In deze zaak heeft de rechtbank Den Haag op 2 april 2024 uitspraak gedaan in een familierechtelijke procedure tussen de vader en de moeder van een minderjarig kind, geboren in 2016. De vader had verzocht om gezamenlijk gezag over het kind en om een omgangsregeling. De rechtbank heeft vastgesteld dat de vader niet op de zitting is verschenen en dat er al jaren geen communicatie tussen de ouders heeft plaatsgevonden. Dit heeft geleid tot de conclusie dat gezamenlijk gezag niet in het belang van het kind is, omdat de ouders niet in staat zijn om samen beslissingen te nemen. De rechtbank heeft het verzoek van de vader om gezamenlijk gezag afgewijzen.
Daarnaast heeft de rechtbank ook het verzoek van de vader om een omgangsregeling afgewijzen. De rechtbank oordeelde dat er geen betrouwbare omgangsregeling kan worden vastgesteld, gezien de onbereikbaarheid van de vader en het feit dat het kind al geruime tijd geen contact met de vader heeft gehad.
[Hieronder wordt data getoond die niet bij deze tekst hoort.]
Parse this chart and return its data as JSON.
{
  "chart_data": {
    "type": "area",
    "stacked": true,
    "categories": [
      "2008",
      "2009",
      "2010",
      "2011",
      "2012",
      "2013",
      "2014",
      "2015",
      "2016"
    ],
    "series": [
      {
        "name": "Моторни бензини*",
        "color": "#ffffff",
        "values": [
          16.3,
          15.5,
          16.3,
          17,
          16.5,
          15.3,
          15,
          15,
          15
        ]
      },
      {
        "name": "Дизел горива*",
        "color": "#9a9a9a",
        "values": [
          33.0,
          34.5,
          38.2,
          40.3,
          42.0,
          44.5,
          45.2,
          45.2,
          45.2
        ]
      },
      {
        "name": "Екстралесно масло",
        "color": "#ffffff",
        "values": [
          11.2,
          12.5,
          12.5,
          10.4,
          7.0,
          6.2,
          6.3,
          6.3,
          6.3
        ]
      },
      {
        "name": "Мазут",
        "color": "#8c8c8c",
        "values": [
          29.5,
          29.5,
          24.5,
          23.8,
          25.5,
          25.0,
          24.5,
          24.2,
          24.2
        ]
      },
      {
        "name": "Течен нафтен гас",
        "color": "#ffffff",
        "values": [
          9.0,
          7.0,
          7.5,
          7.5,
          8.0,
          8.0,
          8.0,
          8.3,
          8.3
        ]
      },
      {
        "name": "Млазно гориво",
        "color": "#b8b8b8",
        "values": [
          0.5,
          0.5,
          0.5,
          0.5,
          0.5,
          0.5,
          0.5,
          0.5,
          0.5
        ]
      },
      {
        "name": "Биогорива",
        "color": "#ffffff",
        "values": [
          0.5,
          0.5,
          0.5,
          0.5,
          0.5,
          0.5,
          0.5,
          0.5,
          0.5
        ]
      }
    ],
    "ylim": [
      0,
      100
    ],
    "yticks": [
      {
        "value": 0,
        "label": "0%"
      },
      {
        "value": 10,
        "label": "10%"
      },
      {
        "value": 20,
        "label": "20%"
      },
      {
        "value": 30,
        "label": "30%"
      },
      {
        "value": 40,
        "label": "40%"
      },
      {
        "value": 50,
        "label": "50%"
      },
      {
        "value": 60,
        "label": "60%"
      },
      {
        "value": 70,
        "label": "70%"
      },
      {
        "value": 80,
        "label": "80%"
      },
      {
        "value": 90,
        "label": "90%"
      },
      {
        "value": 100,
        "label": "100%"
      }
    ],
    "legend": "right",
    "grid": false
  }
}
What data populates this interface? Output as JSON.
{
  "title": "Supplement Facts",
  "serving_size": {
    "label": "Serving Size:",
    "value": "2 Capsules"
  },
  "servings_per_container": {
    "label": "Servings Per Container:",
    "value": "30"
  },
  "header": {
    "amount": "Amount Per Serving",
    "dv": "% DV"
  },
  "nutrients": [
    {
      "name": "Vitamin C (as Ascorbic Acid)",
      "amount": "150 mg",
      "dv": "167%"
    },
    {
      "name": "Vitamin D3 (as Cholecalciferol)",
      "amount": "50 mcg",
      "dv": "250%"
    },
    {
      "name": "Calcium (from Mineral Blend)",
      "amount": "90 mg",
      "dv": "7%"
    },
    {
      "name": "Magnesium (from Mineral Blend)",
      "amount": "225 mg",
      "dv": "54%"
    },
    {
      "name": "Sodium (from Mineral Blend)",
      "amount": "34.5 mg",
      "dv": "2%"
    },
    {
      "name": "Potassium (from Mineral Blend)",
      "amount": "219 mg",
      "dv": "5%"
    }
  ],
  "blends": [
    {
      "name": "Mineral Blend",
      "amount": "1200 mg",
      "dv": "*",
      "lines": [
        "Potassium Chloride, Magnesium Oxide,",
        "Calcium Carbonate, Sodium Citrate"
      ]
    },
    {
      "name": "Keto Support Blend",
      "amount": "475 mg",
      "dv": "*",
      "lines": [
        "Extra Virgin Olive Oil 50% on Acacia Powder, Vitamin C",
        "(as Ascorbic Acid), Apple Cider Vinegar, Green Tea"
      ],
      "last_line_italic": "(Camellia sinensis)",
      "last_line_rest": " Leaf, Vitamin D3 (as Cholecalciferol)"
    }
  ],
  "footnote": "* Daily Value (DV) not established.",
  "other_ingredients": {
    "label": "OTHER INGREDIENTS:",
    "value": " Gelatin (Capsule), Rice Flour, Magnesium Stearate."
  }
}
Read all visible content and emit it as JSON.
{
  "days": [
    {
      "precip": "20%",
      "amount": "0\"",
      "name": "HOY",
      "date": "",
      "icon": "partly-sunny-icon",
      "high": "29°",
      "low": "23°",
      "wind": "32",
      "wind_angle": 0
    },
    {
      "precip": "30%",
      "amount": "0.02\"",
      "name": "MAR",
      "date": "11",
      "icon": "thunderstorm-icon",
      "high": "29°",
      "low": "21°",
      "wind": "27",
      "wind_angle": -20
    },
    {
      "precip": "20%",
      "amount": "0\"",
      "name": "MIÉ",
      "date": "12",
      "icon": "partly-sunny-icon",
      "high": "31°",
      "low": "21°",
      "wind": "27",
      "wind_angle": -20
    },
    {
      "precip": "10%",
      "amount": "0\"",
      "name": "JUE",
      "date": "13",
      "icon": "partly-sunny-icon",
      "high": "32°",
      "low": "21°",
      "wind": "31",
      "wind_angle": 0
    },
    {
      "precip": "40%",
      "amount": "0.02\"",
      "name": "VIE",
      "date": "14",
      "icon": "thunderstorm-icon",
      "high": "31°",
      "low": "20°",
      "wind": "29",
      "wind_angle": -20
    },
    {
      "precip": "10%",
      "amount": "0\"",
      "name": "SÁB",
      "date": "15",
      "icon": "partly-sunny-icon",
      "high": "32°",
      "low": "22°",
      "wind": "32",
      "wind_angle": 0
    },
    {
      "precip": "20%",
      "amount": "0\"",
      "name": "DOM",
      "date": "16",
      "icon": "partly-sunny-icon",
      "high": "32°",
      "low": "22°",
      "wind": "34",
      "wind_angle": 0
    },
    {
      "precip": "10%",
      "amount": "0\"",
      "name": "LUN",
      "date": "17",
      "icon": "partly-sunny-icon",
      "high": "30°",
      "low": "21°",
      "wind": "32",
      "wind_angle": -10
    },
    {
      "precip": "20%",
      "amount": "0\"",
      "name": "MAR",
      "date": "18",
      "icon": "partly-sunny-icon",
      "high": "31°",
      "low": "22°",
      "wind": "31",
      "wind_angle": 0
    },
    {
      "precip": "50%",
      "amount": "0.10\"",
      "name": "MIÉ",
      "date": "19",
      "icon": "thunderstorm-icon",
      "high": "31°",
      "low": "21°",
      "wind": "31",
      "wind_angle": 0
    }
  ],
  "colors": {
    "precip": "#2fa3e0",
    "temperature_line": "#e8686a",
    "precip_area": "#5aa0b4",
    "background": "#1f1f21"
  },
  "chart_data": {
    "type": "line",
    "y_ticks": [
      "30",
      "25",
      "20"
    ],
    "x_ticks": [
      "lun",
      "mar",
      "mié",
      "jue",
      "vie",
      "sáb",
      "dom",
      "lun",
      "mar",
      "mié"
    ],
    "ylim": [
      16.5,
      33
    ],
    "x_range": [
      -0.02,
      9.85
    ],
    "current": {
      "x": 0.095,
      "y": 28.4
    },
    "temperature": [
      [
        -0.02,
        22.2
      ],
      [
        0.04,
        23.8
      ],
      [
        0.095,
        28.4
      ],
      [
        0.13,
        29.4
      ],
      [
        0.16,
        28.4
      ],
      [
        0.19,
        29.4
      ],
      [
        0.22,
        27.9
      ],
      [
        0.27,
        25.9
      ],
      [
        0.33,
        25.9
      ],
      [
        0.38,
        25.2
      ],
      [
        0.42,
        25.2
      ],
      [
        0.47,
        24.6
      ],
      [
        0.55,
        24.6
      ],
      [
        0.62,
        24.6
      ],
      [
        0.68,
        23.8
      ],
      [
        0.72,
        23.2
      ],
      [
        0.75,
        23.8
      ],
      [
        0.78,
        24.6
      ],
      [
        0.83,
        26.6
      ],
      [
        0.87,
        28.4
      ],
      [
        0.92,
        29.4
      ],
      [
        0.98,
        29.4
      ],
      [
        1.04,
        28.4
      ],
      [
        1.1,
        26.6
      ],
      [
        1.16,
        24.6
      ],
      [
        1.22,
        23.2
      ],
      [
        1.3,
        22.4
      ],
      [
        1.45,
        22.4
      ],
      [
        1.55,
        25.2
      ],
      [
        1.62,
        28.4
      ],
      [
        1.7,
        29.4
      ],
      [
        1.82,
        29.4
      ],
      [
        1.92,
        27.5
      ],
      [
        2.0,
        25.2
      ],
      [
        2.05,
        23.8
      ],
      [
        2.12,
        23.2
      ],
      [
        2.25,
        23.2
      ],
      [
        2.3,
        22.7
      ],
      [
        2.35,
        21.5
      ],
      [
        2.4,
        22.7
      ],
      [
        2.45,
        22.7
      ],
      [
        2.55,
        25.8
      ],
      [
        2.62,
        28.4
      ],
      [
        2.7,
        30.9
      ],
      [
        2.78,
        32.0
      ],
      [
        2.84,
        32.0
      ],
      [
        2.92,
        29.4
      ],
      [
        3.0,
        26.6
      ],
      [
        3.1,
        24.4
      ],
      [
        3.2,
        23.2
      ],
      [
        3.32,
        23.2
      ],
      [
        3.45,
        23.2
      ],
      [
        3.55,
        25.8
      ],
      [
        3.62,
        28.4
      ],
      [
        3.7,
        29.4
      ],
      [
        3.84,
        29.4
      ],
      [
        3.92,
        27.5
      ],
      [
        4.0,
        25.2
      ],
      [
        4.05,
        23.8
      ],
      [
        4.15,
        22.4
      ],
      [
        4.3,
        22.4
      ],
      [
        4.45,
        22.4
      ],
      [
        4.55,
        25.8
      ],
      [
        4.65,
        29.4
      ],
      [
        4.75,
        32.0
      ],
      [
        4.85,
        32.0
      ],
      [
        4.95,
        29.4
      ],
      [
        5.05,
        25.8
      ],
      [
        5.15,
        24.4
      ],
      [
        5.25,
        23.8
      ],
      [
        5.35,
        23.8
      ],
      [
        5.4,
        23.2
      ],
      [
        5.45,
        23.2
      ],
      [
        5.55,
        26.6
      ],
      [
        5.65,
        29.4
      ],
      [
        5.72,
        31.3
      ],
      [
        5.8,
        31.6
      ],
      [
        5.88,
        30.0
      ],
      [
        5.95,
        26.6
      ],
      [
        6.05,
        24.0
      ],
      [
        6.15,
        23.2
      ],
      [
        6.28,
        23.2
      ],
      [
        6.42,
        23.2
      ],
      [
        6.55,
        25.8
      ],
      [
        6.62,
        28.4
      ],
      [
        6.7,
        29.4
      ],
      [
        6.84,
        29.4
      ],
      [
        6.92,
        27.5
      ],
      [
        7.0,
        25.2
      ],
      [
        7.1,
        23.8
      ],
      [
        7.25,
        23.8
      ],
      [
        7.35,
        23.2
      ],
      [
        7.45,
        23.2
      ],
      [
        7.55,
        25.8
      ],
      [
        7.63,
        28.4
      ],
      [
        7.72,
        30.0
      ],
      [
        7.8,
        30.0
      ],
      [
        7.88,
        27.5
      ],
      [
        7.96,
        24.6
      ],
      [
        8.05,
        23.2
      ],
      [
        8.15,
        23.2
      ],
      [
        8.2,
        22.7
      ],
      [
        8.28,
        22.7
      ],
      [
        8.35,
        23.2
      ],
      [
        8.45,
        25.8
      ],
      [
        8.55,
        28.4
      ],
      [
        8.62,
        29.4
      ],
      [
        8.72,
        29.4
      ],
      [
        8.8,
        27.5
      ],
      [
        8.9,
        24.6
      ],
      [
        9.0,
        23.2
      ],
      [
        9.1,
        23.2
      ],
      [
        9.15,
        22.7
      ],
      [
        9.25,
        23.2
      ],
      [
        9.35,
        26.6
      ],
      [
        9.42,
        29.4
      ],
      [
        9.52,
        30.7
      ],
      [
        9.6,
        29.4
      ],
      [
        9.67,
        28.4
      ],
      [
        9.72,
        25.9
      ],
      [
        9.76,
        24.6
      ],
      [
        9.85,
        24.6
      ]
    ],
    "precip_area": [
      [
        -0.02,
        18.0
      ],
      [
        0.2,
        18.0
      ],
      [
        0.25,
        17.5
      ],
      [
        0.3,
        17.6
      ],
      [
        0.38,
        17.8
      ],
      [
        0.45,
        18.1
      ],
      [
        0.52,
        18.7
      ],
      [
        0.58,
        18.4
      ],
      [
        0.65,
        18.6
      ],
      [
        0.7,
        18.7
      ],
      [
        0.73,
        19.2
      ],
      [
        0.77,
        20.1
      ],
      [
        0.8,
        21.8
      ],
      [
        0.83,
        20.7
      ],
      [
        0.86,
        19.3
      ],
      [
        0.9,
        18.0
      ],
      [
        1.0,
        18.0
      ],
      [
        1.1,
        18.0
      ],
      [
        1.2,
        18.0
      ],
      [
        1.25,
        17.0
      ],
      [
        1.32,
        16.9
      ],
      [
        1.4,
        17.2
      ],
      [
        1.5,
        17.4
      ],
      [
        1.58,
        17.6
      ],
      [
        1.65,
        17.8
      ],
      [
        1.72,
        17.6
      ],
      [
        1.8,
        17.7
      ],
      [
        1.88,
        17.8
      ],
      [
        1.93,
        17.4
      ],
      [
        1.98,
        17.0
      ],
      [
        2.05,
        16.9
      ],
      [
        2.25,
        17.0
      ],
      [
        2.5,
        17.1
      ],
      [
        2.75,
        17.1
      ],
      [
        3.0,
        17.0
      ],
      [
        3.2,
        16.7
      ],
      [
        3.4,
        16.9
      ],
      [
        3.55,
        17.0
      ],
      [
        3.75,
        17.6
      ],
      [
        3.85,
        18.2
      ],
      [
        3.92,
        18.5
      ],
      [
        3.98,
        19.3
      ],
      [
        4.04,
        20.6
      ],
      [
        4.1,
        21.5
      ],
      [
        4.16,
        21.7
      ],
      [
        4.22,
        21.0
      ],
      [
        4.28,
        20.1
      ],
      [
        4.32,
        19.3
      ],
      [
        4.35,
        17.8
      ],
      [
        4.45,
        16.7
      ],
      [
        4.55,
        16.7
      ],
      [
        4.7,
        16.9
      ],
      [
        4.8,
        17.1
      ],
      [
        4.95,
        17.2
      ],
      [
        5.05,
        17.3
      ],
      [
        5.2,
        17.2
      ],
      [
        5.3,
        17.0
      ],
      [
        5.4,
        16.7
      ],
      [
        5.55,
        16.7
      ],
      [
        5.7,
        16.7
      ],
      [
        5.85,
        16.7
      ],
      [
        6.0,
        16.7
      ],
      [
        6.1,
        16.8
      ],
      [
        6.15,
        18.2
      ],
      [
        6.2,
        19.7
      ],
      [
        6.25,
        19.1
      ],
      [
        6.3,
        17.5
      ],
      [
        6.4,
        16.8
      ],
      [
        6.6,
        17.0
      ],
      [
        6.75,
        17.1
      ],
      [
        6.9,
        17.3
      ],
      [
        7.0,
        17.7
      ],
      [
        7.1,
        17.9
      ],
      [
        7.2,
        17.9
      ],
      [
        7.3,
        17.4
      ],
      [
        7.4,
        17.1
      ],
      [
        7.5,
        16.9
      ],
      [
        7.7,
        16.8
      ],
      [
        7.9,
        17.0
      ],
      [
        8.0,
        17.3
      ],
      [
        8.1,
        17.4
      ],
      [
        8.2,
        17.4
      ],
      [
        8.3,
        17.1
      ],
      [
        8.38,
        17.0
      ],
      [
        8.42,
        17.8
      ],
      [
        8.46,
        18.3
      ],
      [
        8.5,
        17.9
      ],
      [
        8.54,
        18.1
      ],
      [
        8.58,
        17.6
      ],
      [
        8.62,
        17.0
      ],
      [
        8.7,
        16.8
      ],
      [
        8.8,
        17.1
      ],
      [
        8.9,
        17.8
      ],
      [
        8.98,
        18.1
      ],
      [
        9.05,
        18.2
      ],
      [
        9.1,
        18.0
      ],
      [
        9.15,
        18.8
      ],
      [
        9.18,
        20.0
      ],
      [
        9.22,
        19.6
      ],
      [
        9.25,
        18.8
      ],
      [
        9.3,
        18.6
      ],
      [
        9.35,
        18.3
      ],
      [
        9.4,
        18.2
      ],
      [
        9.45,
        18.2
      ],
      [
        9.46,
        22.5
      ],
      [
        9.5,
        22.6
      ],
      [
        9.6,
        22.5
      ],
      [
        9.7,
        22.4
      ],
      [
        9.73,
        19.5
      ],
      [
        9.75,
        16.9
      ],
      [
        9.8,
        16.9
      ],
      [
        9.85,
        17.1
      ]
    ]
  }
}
De rechtbank benadrukte het belang van een betrouwbare en veilige omgang voor het kind en besloot dat het verzoek tot omgang niet in het belang van het kind is.
Ten slotte heeft de rechtbank de vader veroordeeld in de proceskosten van de moeder, omdat hij niet op de zitting is verschenen en geen goede reden heeft gegeven voor zijn afwezigheid. De totale proceskosten zijn vastgesteld op € 1.102,00, te vermeerderen met wettelijke rente.